How are unknown dead bodies identified?  There are actually very few ways which are considered to be positive identification methods, all other techniques are considered to be presumptive.  Positive identification can be done through dental records, finger print identification, DNA analysis, and through medical implants.   Most of these methods require an ante-mortem record to which post-mortem records can be compared. 

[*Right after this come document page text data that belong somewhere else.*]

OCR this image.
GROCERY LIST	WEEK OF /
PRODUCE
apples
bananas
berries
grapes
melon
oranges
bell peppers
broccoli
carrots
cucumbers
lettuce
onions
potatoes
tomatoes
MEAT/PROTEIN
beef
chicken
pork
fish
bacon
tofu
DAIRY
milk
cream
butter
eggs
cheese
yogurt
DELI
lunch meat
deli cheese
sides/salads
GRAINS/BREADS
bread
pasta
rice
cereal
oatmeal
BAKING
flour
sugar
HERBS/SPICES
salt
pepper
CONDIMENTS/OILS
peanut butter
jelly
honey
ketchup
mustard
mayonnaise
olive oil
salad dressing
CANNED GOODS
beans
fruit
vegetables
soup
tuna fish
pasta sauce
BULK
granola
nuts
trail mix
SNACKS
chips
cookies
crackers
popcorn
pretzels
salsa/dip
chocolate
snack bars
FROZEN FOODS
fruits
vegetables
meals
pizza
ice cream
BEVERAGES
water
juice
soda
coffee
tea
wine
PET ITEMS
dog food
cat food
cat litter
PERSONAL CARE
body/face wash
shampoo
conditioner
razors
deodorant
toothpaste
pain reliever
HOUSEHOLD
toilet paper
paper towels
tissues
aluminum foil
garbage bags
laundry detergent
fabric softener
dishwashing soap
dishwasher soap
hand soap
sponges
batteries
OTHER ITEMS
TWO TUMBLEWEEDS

Ante-mortem fingerprint records can be found in any number of fingerprint databases including the national FBI database AFIS, but if the deceased was never fingerprinted and they are not in any fingerprint database then fingerprints cannot be used to make a positive ID.  Similar to fingerprints,  if ante-mortem dental records cannot be obtained for the deceased then dental records cannot be used to make a positive ID.   DNA analysis also requires ante-mortem records, but can use other types of records as well.  For DNA testing any biological sample known to have come from the deceased can be used to get an ante-mortem profile.  Biological samples such as medical samples from surgery or donor samples from the deceased’s tooth or hair brush can be used to obtain ante-mortem records, as long as only the deceased used these items.  DNA identification can also be made if both parents of the deceased are alive or if the deceased had a child.  The two parents’ DNA can be matched to the deceased to determine the deceased is their child.  If the deceased had a child the child and the child’s other biological parent can be matched to the deceased in much the same way. In the case of dental records and DNA analysis, investigators have to have some idea or guess as to who the body might be in order to search for ante-mortem records or relatives.  Using medical implants to make a positive identification does not require any ante-mortem records beyond the manufacturing data and serial number associated with the implant.  Since all surgical implants require documentation of insertion in a database, any medical implant found in a dead body can be traced back to when, where, and into whom it was implanted.

Forms of identification such as visual identification or personal possessions identifications are presumptive and cannot be used as a legal determinant to assess positive identification of an unknown dead body.